Il gusto in musica
Il secondo appuntamento della rassegna 'Il gusto in musica, concerti con degustazione', dal titolo 'Amarilli mia bella. Amori e dissapori nella musica antica', è in programma venerdì 6 febbraio alle 16.30 all’Accademia Nazionale di Scienze, Lettere ed Arti (Corso Vittorio Emanuele II, 59 – Modena). Protagonisti saranno gli allievi del Liceo Musicale Sigonio con un percorso dedicato alle voci e agli strumenti della musica antica.
Al termine del concerto la degustazione sarà realizzata in collaborazione con Bertani Ristorazione.
Chi fosse interessato può inviare una mail di prenotazione al seguente indirizzo: info@accademiasla-mo.it
A seguire, una riflessione del prof. Colombini, referente dell'iniziativa, sul contesto musicale e storico del concerto.
L’ultimo concerto della rassegna "Il Gusto in musica" rappresenta un affresco della musica del XVII e XVIII secolo. Un’epoca che evidenzia uno snodo importante per la cultura europea e quindi mondiale.
Musicalmente si eclissano alcune fortunatissime forme, come la sonata da chiesa e da camera che genereranno, attraverso un processo di sottrazione, la sonata da camera, la sonata classica, il trio e il quartetto e, attraverso un processo di addizione, la sonata da chiesa, la sinfonia e il concerto solistico.
Nel fatidico 1733 andrà in scena La serva padrona, intermezzo buffo che scatenerà la guerra estetica che sfocerà nella Querelle des buffon nel 1752 che vedrà J.J. Rosseau sostenere l’opera buffa e J.P. Rameau l’opera seria in stile francese.
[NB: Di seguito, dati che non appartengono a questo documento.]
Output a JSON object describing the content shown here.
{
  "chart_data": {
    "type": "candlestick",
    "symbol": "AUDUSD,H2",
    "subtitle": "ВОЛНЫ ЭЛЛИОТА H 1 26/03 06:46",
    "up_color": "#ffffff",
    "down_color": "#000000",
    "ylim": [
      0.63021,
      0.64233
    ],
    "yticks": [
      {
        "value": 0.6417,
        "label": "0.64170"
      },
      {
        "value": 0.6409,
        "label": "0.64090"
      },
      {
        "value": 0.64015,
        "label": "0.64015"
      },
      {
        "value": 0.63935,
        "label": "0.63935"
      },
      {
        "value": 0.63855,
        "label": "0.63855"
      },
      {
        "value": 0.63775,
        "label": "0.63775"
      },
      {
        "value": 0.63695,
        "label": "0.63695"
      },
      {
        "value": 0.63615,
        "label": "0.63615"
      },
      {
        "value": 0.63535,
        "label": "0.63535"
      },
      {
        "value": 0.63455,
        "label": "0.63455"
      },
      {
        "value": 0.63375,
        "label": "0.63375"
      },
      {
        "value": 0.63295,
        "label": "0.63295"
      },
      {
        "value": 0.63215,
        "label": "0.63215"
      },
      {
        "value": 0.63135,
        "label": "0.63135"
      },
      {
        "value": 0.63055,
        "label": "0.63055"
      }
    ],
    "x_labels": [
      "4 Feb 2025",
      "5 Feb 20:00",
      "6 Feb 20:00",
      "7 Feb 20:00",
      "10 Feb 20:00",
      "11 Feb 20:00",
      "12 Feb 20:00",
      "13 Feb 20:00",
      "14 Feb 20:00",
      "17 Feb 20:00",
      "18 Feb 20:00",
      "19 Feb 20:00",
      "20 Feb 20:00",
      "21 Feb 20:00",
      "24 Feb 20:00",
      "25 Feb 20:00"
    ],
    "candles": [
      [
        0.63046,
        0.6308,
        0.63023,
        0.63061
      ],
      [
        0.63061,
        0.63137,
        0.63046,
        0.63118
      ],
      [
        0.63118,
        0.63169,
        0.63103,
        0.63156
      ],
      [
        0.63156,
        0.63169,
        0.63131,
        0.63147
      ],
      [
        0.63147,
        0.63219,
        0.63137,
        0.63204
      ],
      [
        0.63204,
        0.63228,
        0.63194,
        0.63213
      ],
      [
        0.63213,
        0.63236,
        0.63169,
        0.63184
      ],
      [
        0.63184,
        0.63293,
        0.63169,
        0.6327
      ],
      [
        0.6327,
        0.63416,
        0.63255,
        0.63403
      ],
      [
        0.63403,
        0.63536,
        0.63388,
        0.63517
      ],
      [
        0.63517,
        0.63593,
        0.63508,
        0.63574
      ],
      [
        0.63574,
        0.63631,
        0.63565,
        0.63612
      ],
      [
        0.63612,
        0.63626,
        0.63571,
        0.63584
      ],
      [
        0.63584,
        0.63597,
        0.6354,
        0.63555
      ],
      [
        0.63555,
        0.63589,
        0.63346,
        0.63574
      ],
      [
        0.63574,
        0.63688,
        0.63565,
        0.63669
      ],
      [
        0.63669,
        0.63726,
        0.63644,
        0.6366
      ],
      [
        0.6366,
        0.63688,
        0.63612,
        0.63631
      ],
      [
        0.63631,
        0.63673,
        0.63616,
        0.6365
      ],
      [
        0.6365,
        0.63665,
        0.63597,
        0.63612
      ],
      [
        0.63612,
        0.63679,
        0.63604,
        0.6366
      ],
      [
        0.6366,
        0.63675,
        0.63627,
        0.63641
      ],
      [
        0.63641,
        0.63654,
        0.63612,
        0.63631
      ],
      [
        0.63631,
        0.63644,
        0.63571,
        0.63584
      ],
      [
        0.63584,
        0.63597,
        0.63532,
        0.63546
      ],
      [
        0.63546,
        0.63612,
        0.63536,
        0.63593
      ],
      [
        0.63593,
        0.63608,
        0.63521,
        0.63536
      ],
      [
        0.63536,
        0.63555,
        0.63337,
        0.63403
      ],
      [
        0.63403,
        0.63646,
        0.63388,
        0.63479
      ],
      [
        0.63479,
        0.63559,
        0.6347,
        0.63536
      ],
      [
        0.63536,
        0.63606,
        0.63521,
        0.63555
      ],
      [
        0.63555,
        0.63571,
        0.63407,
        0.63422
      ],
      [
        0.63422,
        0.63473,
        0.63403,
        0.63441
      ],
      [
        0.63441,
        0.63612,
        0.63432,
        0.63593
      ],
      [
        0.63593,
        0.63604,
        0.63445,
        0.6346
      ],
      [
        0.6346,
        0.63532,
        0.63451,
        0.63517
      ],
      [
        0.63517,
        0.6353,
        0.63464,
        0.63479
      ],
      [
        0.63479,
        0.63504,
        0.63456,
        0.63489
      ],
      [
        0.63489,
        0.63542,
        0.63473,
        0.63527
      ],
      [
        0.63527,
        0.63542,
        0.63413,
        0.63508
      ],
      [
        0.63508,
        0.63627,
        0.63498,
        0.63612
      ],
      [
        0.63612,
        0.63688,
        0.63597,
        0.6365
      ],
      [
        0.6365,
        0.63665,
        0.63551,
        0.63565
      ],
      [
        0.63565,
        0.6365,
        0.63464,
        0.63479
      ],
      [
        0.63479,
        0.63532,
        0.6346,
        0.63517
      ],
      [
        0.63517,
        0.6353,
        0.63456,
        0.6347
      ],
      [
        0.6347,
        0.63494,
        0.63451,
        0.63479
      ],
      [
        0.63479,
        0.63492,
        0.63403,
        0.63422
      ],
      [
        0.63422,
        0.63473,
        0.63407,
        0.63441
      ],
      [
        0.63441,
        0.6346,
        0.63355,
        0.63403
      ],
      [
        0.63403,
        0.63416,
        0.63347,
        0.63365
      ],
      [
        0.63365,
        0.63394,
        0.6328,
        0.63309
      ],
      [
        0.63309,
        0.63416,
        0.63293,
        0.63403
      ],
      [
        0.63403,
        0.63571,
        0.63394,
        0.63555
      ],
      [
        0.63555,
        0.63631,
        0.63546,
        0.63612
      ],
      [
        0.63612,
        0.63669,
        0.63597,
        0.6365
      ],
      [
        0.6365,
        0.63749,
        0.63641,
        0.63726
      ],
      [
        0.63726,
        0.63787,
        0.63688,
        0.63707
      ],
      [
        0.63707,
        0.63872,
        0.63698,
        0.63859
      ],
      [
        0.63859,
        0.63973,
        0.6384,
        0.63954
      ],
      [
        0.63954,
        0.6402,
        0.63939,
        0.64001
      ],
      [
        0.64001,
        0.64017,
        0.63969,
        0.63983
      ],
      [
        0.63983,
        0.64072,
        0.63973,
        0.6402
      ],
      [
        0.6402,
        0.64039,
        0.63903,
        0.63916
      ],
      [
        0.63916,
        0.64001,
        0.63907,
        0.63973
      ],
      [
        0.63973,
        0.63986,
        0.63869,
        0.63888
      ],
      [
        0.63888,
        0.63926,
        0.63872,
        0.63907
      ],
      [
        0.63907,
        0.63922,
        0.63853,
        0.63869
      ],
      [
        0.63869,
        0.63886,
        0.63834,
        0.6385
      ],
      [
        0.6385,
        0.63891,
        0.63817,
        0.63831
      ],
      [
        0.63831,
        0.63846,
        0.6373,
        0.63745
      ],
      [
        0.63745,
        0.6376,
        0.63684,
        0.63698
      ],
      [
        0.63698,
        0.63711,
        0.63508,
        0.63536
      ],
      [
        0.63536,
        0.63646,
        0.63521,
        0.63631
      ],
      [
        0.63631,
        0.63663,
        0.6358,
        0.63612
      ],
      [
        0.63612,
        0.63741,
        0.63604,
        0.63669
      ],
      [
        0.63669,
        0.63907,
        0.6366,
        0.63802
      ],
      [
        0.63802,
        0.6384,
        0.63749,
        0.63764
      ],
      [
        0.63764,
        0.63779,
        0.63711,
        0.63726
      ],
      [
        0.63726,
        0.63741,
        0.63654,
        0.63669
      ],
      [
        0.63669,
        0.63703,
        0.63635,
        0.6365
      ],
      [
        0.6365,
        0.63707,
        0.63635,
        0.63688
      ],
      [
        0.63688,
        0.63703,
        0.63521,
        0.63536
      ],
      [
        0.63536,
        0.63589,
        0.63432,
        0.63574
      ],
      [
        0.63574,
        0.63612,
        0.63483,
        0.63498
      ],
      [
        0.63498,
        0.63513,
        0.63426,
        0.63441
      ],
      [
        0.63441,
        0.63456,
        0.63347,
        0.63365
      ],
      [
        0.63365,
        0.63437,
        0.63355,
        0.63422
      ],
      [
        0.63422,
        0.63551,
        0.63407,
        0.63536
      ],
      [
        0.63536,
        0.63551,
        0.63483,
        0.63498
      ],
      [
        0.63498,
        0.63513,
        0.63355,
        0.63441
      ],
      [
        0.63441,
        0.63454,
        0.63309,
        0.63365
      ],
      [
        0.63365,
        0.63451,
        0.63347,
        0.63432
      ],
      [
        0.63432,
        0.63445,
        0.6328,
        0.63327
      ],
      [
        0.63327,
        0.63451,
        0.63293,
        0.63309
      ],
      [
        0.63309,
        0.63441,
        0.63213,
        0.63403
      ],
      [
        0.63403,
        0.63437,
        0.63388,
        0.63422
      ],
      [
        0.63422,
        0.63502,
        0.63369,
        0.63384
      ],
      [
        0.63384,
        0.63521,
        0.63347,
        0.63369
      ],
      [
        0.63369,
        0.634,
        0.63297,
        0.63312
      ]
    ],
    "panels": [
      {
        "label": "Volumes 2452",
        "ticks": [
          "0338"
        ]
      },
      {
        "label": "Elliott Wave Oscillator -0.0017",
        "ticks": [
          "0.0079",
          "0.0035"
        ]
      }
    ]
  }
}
Un’epoca di profonde metamorfosi artistiche, politiche e filosofiche. Il gesuita Andrè, nel suo Essai sur le beau del 1741 fonderà la teoria dei tre stili, Johannes Mattheson nel suo saggio L'orchestra di nuova istituzione del 1713 inizia a parlare di gusto e di galanteria, inaugurando la nuova corrente musicale che porrà fine all’estetica barocca, pur mantenendo tante esperienze di quell’epoca. Alexander Gottlieb Baumgarten fonda, intorno al 1750, l’estetica come disciplina filosofica autonoma delineando le categorie ermeneutiche essenziali per interpretare un fenomeno artistico.
Nella prima metà del XVIII secolo, attraverso l’immenso ingegno musicale di Alessandro Scarlatti, complici anche G.B. Sammartini e Anton Stamic, si getteranno le basi della sinfonia: forma musicale che avrà grandissima fortuna nei secoli successivi.
Il programma del concerto, pertanto, illustra musicalmente un momento di passaggio in cui lo stile di un’epoca si metamorfosa per cristallizzare definitivamente il linguaggio, l’estetica e le forme della musica euro colta occidentale.